Things feel precarious. Liberals feel threatened. The psychic balance between progress and tradition is wildly disturbed. Panicking because a Christian friend offers to pray for you is in a way quite absurd, but to the insecure liberal, the offer to invoke divine influences may seem genuinely ominous. They don’t understand traditional religion, but it seems to have an eerie staying power. Some traditionalist spokesmen, if you listen to their siren song, actually seem fairly reasonable. They even have the audacity to bolster their self-image by doing good deeds!
Suddenly those reactionary rubes start seeming like a real threat. The hysteria begins to mount. . . .
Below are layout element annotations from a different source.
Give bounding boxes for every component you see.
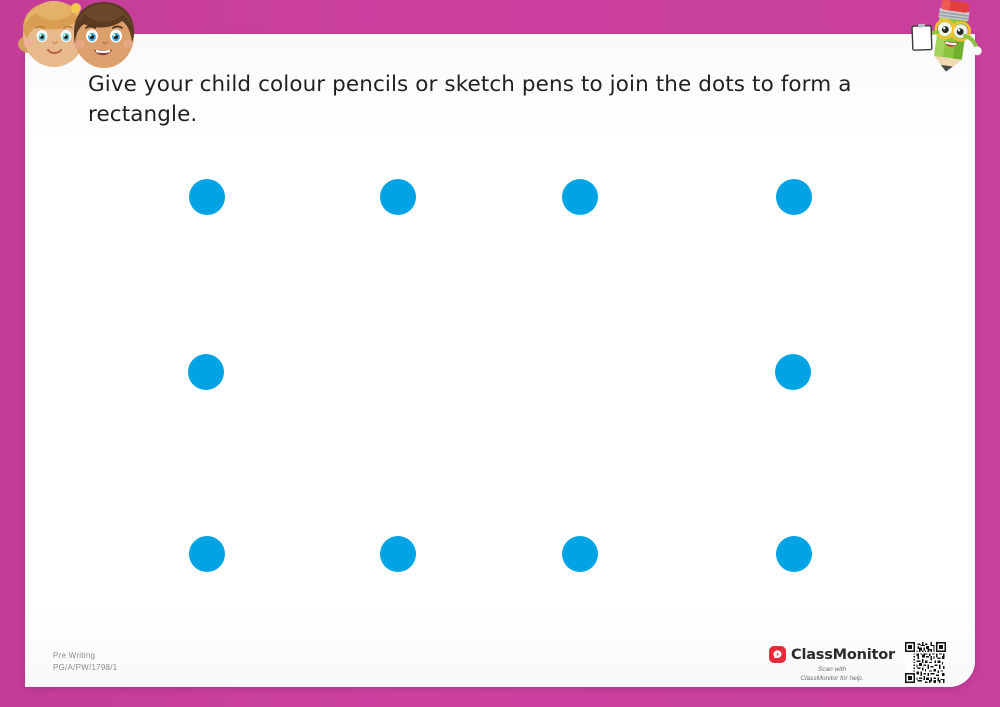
brand-tagline-line1: Scan with: [769, 666, 895, 675]
brand-tagline-line2: ClassMonitor for help.: [769, 675, 895, 684]
dot-r1-c4[interactable]: [776, 179, 812, 215]
brand-text-wrap: ClassMonitor Scan with ClassMonitor for …: [769, 642, 895, 683]
qr-code-icon[interactable]: [905, 642, 946, 683]
dot-r3-c3[interactable]: [562, 536, 598, 572]
worksheet-page: Give your child colour pencils or sketch…: [0, 0, 1000, 707]
dot-r3-c4[interactable]: [776, 536, 812, 572]
page-title: Give your child colour pencils or sketch…: [88, 70, 928, 130]
dot-r2-c1[interactable]: [188, 354, 224, 390]
dot-r3-c2[interactable]: [380, 536, 416, 572]
dot-r2-c4[interactable]: [775, 354, 811, 390]
footer-worksheet-code: Pre Writing PG/A/PW/1798/1: [53, 650, 117, 673]
footer-category: Pre Writing: [53, 650, 117, 662]
brand-row: ClassMonitor: [769, 646, 895, 663]
classmonitor-logo-icon: [769, 646, 786, 663]
dot-r1-c2[interactable]: [380, 179, 416, 215]
brand-name: ClassMonitor: [791, 647, 895, 663]
brand-block: ClassMonitor Scan with ClassMonitor for …: [769, 642, 946, 683]
pencil-mascot-icon: [910, 0, 992, 72]
dot-r3-c1[interactable]: [189, 536, 225, 572]
footer-code-value: PG/A/PW/1798/1: [53, 662, 117, 674]
two-children-faces-icon: [6, 0, 138, 68]
dot-r1-c1[interactable]: [189, 179, 225, 215]
dot-r1-c3[interactable]: [562, 179, 598, 215]
brand-tagline: Scan with ClassMonitor for help.: [769, 666, 895, 683]
dot-grid: [25, 34, 975, 687]
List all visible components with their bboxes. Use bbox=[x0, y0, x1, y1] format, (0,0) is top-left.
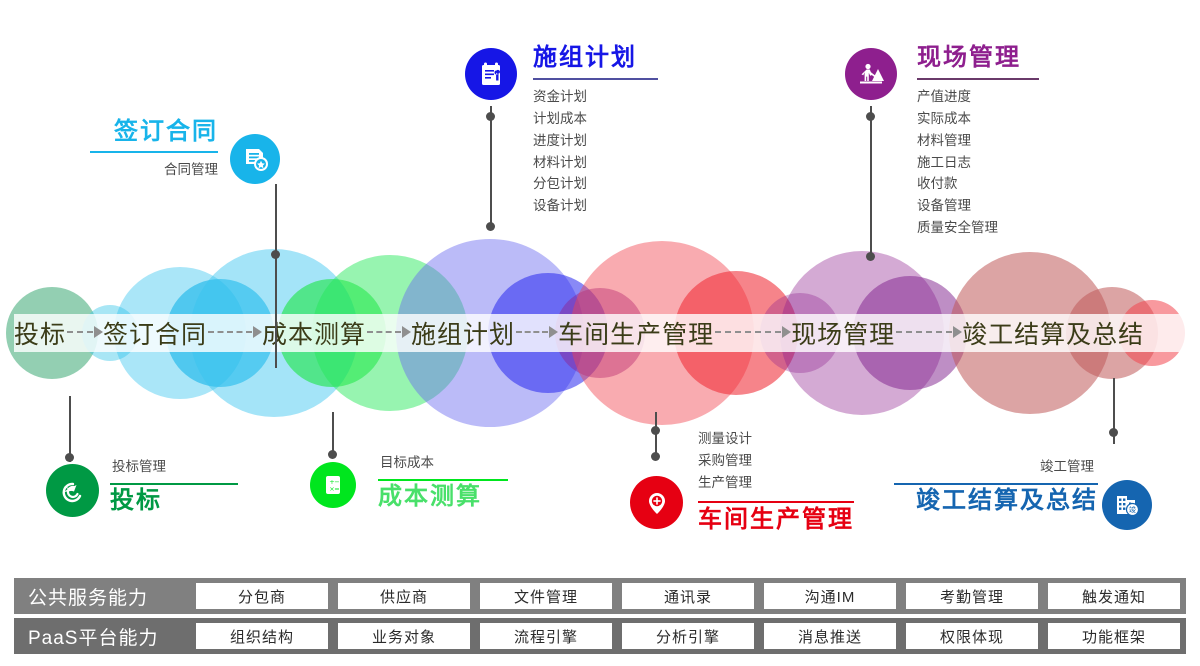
infographic-canvas: 投标签订合同成本测算施组计划车间生产管理现场管理竣工结算及总结 签订合同 合同管… bbox=[0, 0, 1200, 666]
callout-item: 分包计划 bbox=[533, 173, 658, 195]
target-dart-icon[interactable] bbox=[46, 464, 99, 517]
capability-table: 公共服务能力分包商供应商文件管理通讯录沟通IM考勤管理触发通知PaaS平台能力组… bbox=[14, 578, 1186, 654]
callout-title-sign-contract: 签订合同 bbox=[90, 120, 218, 144]
flow-arrow-icon bbox=[515, 326, 558, 340]
callout-title-site-management: 现场管理 bbox=[917, 46, 1039, 70]
capability-cell[interactable]: 功能框架 bbox=[1048, 623, 1180, 649]
callout-item: 材料管理 bbox=[917, 130, 1039, 152]
flow-step-3[interactable]: 成本测算 bbox=[262, 315, 366, 351]
callout-item: 收付款 bbox=[917, 173, 1039, 195]
callout-item: 生产管理 bbox=[698, 472, 854, 494]
callout-item: 设备计划 bbox=[533, 195, 658, 217]
callout-title-bidding: 投标 bbox=[110, 489, 238, 513]
capability-cell[interactable]: 供应商 bbox=[338, 583, 470, 609]
capability-cell[interactable]: 通讯录 bbox=[622, 583, 754, 609]
leader-dot bbox=[65, 453, 74, 462]
capability-cell[interactable]: 触发通知 bbox=[1048, 583, 1180, 609]
callout-item: 进度计划 bbox=[533, 130, 658, 152]
flow-step-6[interactable]: 现场管理 bbox=[791, 315, 895, 351]
leader-dot bbox=[271, 250, 280, 259]
leader-dot bbox=[866, 112, 875, 121]
capability-cell[interactable]: 文件管理 bbox=[480, 583, 612, 609]
callout-item: 竣工管理 bbox=[894, 456, 1098, 478]
callout-divider bbox=[917, 78, 1039, 80]
callout-title-completion-settlement: 竣工结算及总结 bbox=[894, 489, 1098, 513]
flow-step-2[interactable]: 签订合同 bbox=[103, 315, 207, 351]
callout-item: 材料计划 bbox=[533, 152, 658, 174]
leader-line bbox=[490, 106, 492, 228]
callout-item: 目标成本 bbox=[378, 452, 508, 474]
callout-divider bbox=[698, 501, 854, 503]
callout-title-cost-estimate: 成本测算 bbox=[378, 485, 508, 509]
building-complete-icon[interactable]: 竣 bbox=[1102, 480, 1152, 530]
process-flow-bar: 投标签订合同成本测算施组计划车间生产管理现场管理竣工结算及总结 bbox=[14, 314, 1186, 352]
capability-cell[interactable]: 沟通IM bbox=[764, 583, 896, 609]
flow-arrow-icon bbox=[714, 326, 791, 340]
leader-dot bbox=[328, 450, 337, 459]
callout-divider bbox=[90, 151, 218, 153]
callout-item: 计划成本 bbox=[533, 108, 658, 130]
capability-cell-group: 组织结构业务对象流程引擎分析引擎消息推送权限体现功能框架 bbox=[190, 618, 1186, 654]
contract-document-icon[interactable] bbox=[230, 134, 280, 184]
callout-item: 实际成本 bbox=[917, 108, 1039, 130]
callout-divider bbox=[378, 479, 508, 481]
callout-item: 施工日志 bbox=[917, 152, 1039, 174]
capability-cell-group: 分包商供应商文件管理通讯录沟通IM考勤管理触发通知 bbox=[190, 578, 1186, 614]
callout-item: 产值进度 bbox=[917, 86, 1039, 108]
capability-row-label: 公共服务能力 bbox=[14, 578, 190, 614]
leader-dot bbox=[486, 112, 495, 121]
flow-step-4[interactable]: 施组计划 bbox=[411, 315, 515, 351]
capability-cell[interactable]: 业务对象 bbox=[338, 623, 470, 649]
flow-arrow-icon bbox=[207, 326, 262, 340]
calculator-icon[interactable]: + − × = bbox=[310, 462, 356, 508]
capability-cell[interactable]: 考勤管理 bbox=[906, 583, 1038, 609]
callout-item-list: 资金计划 计划成本 进度计划 材料计划 分包计划 设备计划 bbox=[533, 86, 658, 217]
flow-step-5[interactable]: 车间生产管理 bbox=[558, 315, 714, 351]
callout-item-list: 产值进度 实际成本 材料管理 施工日志 收付款 设备管理 质量安全管理 bbox=[917, 86, 1039, 239]
construction-worker-icon[interactable] bbox=[845, 48, 897, 100]
capability-cell[interactable]: 流程引擎 bbox=[480, 623, 612, 649]
callout-divider bbox=[533, 78, 658, 80]
location-pin-plus-icon[interactable] bbox=[630, 476, 683, 529]
capability-cell[interactable]: 分析引擎 bbox=[622, 623, 754, 649]
callout-title-construction-plan: 施组计划 bbox=[533, 46, 658, 70]
flow-arrow-icon bbox=[366, 326, 411, 340]
leader-dot bbox=[866, 252, 875, 261]
leader-dot bbox=[1109, 428, 1118, 437]
flow-step-7[interactable]: 竣工结算及总结 bbox=[962, 315, 1144, 351]
callout-item: 质量安全管理 bbox=[917, 217, 1039, 239]
flow-step-1[interactable]: 投标 bbox=[14, 315, 66, 351]
capability-row-label: PaaS平台能力 bbox=[14, 618, 190, 654]
leader-dot bbox=[486, 222, 495, 231]
callout-item: 合同管理 bbox=[90, 159, 218, 181]
callout-item: 资金计划 bbox=[533, 86, 658, 108]
flow-arrow-icon bbox=[895, 326, 962, 340]
callout-title-workshop-production: 车间生产管理 bbox=[698, 508, 854, 532]
capability-cell[interactable]: 权限体现 bbox=[906, 623, 1038, 649]
leader-dot bbox=[651, 426, 660, 435]
capability-cell[interactable]: 组织结构 bbox=[196, 623, 328, 649]
capability-row: PaaS平台能力组织结构业务对象流程引擎分析引擎消息推送权限体现功能框架 bbox=[14, 618, 1186, 654]
capability-row: 公共服务能力分包商供应商文件管理通讯录沟通IM考勤管理触发通知 bbox=[14, 578, 1186, 614]
callout-divider bbox=[110, 483, 238, 485]
leader-line bbox=[870, 106, 872, 258]
callout-item: 采购管理 bbox=[698, 450, 854, 472]
callout-item: 测量设计 bbox=[698, 428, 854, 450]
callout-item: 设备管理 bbox=[917, 195, 1039, 217]
capability-cell[interactable]: 消息推送 bbox=[764, 623, 896, 649]
clipboard-tools-icon[interactable] bbox=[465, 48, 517, 100]
leader-dot bbox=[651, 452, 660, 461]
callout-item: 投标管理 bbox=[110, 456, 238, 478]
callout-divider bbox=[894, 483, 1098, 485]
svg-text:竣: 竣 bbox=[1129, 505, 1136, 514]
flow-arrow-icon bbox=[66, 326, 103, 340]
capability-cell[interactable]: 分包商 bbox=[196, 583, 328, 609]
svg-text:=: = bbox=[334, 485, 339, 493]
leader-line bbox=[275, 184, 277, 368]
Like Goldman, though, I’m mildly perturbed by the way Eberstadt presents Christians as culturally weak and helpless. To be sure, many elements of the present situation are beyond our control. Persuasion is very important at the present moment. In many respects, though, progressives are right to fear us. They have reason to shut down conversations before they can begin. We aren’t really looking to dominate them through theocratic tyranny, but we do have some very powerful critiques of their sex-obsessed “faith.” Also, our traditions have a depth and balance and reasonableness to them that progressives have barely begun to appreciate.
There’s no doubt in my mind that Christians will populate these American shores for a long time after our insecure degree-toting elites have been relegated to the pages of dusty books. That’s a good enough reason for progressive liberals to read Eberstadt’s book, and reflect on their manic animosity towards Christians. It’s also reason for Christians to persevere in hope.
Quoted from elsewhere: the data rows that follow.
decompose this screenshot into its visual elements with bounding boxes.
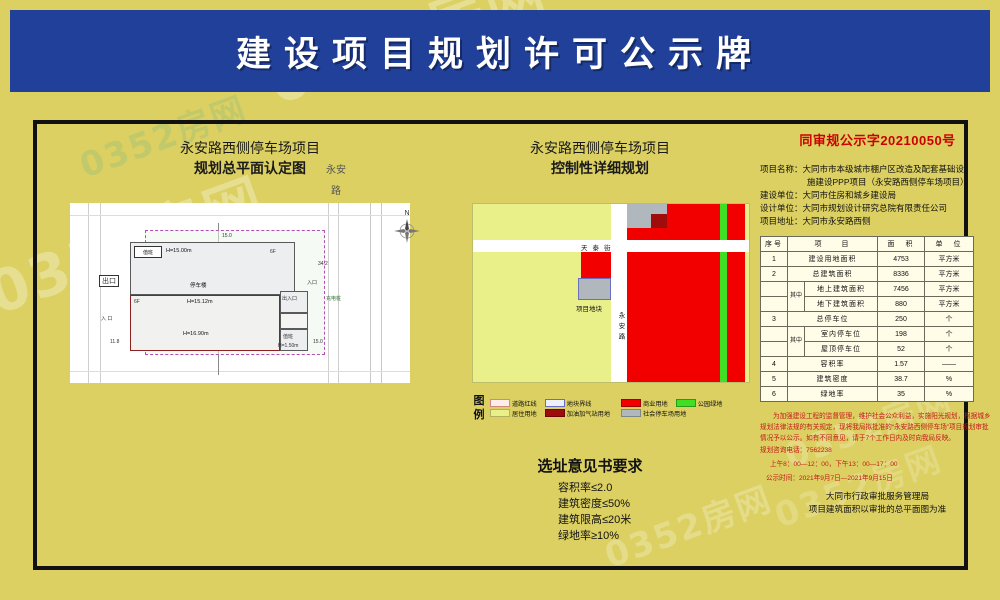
- cell-value: 7456: [878, 282, 925, 297]
- mid-title-line2: 控制性详细规划: [440, 158, 760, 178]
- info-key: 设计单位：: [760, 202, 803, 214]
- info-row-design-unit: 设计单位： 大同市规划设计研究总院有限责任公司: [760, 202, 995, 214]
- spec-table: 序号 项 目 面 积 单 位 1 建设用地面积 4753 平方米 2 总建筑面积…: [760, 236, 974, 402]
- table-row: 6 绿地率 35 %: [761, 387, 974, 402]
- table-row: 其中 室内停车位 198 个: [761, 327, 974, 342]
- table-row: 5 建筑密度 38.7 %: [761, 372, 974, 387]
- cell-item: 总建筑面积: [788, 267, 878, 282]
- signoff: 大同市行政审批服务管理局 项目建筑面积以审批的总平面图为准: [760, 490, 995, 516]
- cell-item: 建设用地面积: [788, 252, 878, 267]
- cell-item: 容积率: [788, 357, 878, 372]
- table-row: 其中 地上建筑面积 7456 平方米: [761, 282, 974, 297]
- cell-no: 4: [761, 357, 788, 372]
- requirement-line: 建筑限高≤20米: [440, 512, 740, 528]
- notice-period: 公示时间：2021年9月7日—2021年9月15日: [760, 473, 995, 484]
- th-unit: 单 位: [925, 237, 974, 252]
- cell-value: 52: [878, 342, 925, 357]
- info-value: 大同市规划设计研究总院有限责任公司: [803, 202, 995, 214]
- requirement-line: 容积率≤2.0: [440, 480, 740, 496]
- cell-value: 880: [878, 297, 925, 312]
- cell-unit: 平方米: [925, 282, 974, 297]
- cell-value: 4753: [878, 252, 925, 267]
- cell-value: 250: [878, 312, 925, 327]
- info-value: 大同市住房和城乡建设局: [803, 189, 995, 201]
- cell-sub-group: 其中: [788, 327, 805, 357]
- page-title: 建设项目规划许可公示牌: [236, 26, 764, 77]
- info-row-project-name-cont: 施建设PPP项目（永安路西侧停车场项目）: [760, 176, 995, 188]
- public-notice: 为加强建设工程的监督管理，维护社会公众利益，实施阳光规划，根据城乡规划法律法规的…: [760, 411, 995, 484]
- info-key: 建设单位：: [760, 189, 803, 201]
- cell-value: 8336: [878, 267, 925, 282]
- info-value: 大同市市本级城市棚户区改造及配套基础设: [803, 163, 995, 175]
- th-no: 序号: [761, 237, 788, 252]
- site-requirements: 选址意见书要求 容积率≤2.0 建筑密度≤50% 建筑限高≤20米 绿地率≥10…: [440, 455, 740, 544]
- cell-unit: 个: [925, 312, 974, 327]
- info-row-project-address: 项目地址： 大同市永安路西侧: [760, 215, 995, 227]
- cell-sub-group: 其中: [788, 282, 805, 312]
- th-value: 面 积: [878, 237, 925, 252]
- table-header-row: 序号 项 目 面 积 单 位: [761, 237, 974, 252]
- table-row: 2 总建筑面积 8336 平方米: [761, 267, 974, 282]
- cell-item: 绿地率: [788, 387, 878, 402]
- notice-paragraph: 为加强建设工程的监督管理，维护社会公众利益，实施阳光规划，根据城乡规划法律法规的…: [760, 411, 995, 444]
- cell-unit: 个: [925, 327, 974, 342]
- cell-item: 地上建筑面积: [805, 282, 878, 297]
- cell-value: 38.7: [878, 372, 925, 387]
- cell-item: 地下建筑面积: [805, 297, 878, 312]
- requirement-line: 建筑密度≤50%: [440, 496, 740, 512]
- cell-unit: %: [925, 372, 974, 387]
- cell-item: 建筑密度: [788, 372, 878, 387]
- th-item: 项 目: [788, 237, 878, 252]
- left-title-line2: 规划总平面认定图: [70, 158, 430, 178]
- cell-unit: 平方米: [925, 297, 974, 312]
- left-panel: 永安路西侧停车场项目 规划总平面认定图: [70, 138, 430, 558]
- table-row: 3 总停车位 250 个: [761, 312, 974, 327]
- info-key: 项目地址：: [760, 215, 803, 227]
- cell-item: 总停车位: [788, 312, 878, 327]
- cell-unit: %: [925, 387, 974, 402]
- table-row: 4 容积率 1.57 ——: [761, 357, 974, 372]
- cell-no: 1: [761, 252, 788, 267]
- cell-value: 35: [878, 387, 925, 402]
- cell-unit: 平方米: [925, 267, 974, 282]
- cell-value: 1.57: [878, 357, 925, 372]
- notice-hours: 上午8：00—12：00，下午13：00—17：00: [760, 459, 995, 470]
- mid-title-line1: 永安路西侧停车场项目: [440, 138, 760, 158]
- mid-panel-title: 永安路西侧停车场项目 控制性详细规划: [440, 138, 760, 178]
- cell-item: 室内停车位: [805, 327, 878, 342]
- cell-unit: 平方米: [925, 252, 974, 267]
- info-value: 大同市永安路西侧: [803, 215, 995, 227]
- cell-value: 198: [878, 327, 925, 342]
- cell-no: 5: [761, 372, 788, 387]
- requirement-line: 绿地率≥10%: [440, 528, 740, 544]
- signoff-authority: 大同市行政审批服务管理局: [760, 490, 995, 503]
- info-key: 项目名称：: [760, 163, 803, 175]
- right-panel: 同审规公示字20210050号 项目名称： 大同市市本级城市棚户区改造及配套基础…: [760, 130, 995, 560]
- cell-unit: 个: [925, 342, 974, 357]
- signoff-note: 项目建筑面积以审批的总平面图为准: [760, 503, 995, 516]
- cell-no: 3: [761, 312, 788, 327]
- cell-unit: ——: [925, 357, 974, 372]
- document-number: 同审规公示字20210050号: [760, 130, 995, 149]
- info-row-project-name: 项目名称： 大同市市本级城市棚户区改造及配套基础设: [760, 163, 995, 175]
- table-row: 1 建设用地面积 4753 平方米: [761, 252, 974, 267]
- page-banner: 建设项目规划许可公示牌: [10, 10, 990, 92]
- info-row-construction-unit: 建设单位： 大同市住房和城乡建设局: [760, 189, 995, 201]
- cell-no: 2: [761, 267, 788, 282]
- cell-no: 6: [761, 387, 788, 402]
- cell-item: 屋顶停车位: [805, 342, 878, 357]
- left-title-line1: 永安路西侧停车场项目: [70, 138, 430, 158]
- notice-phone: 规划咨询电话：7562238: [760, 445, 995, 456]
- requirements-title: 选址意见书要求: [440, 455, 740, 476]
- left-panel-title: 永安路西侧停车场项目 规划总平面认定图: [70, 138, 430, 178]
Contrast this with the recent utterly defeatist tone of Rod Dreher's recent piece, The Coming Christian Collapse:
Spencer predicted that Catholicism and Orthodoxy would benefit from this collapse. Maybe so, but he must have had no idea how unprepared Catholicism and Orthodoxy are to react to these developments among Evangelicals. We can hardly keep our own young people, much less offer a safe, strong position for refugees from the Evangelical collapse to land. In theory, we have it. But we either don’t really believe what our own traditions teach about themselves, or we don’t care enough about it to teach it effectively to our own young.
Conclusion: Christianity in America is strong in pockets, but mostly its strength is only apparent. It is a façade that will come tumbling down when social conditions are right. This is something that most of us Christians will live to see. This is something that few of us Christians will have prepared for.
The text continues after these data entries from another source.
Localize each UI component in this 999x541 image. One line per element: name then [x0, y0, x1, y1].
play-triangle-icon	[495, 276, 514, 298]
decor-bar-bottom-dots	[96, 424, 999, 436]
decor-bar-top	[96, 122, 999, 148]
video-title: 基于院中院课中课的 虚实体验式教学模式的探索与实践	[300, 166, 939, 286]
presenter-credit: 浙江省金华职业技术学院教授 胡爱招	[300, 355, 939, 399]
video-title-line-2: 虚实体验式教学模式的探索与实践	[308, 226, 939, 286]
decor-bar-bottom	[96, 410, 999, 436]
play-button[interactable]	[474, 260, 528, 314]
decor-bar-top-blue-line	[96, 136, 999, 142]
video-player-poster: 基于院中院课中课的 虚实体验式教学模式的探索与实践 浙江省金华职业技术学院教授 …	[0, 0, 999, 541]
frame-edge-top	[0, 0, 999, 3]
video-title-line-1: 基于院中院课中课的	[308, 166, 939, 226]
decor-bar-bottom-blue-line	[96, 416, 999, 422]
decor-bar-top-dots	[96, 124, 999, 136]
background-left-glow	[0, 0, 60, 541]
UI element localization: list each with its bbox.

And when it happens, our bishops, leading pastors, and senior laymen will be like the GOP Establishment in the Age of Trump, left to wonder what in the hell happened.
Wrong, Rod. As I wrote in the comments section under his article, "I beg to differ . . . . Ruin is coming to the West, and the Church will be the sole beneficiary", and in a friendly tweak to his despondent nose, I posted this video from Apollo 13:
"There’s no doubt in my mind that Christians will populate these American shores for a long time after our insecure degree-toting elites have been relegated to the pages of dusty books." Lu is right and Dreher is wrong. Lu is right because the Church is Christ's and Christ is the Dread Sovereign and Lord of History. Ruin is coming to the West, which is to say, to the liberal elite who imagine that they run the West, but whose program has been an abject failure and whose states no longer enjoy political legitimacy, if they ever did. They are going down, and they're going down hard. They will go down because we will take them down one way or the other, either by our efforts alone (pass the ammunition), our efforts aided by supernatural blessing (praise the Lord and pass the ammuntion), or by supernatural means alone (Praise the Lord, i.e., the Eschaton.)
Rod: stop wringing your hands and cowboy the you-know-what up. "¡Viva Cristo Rey!"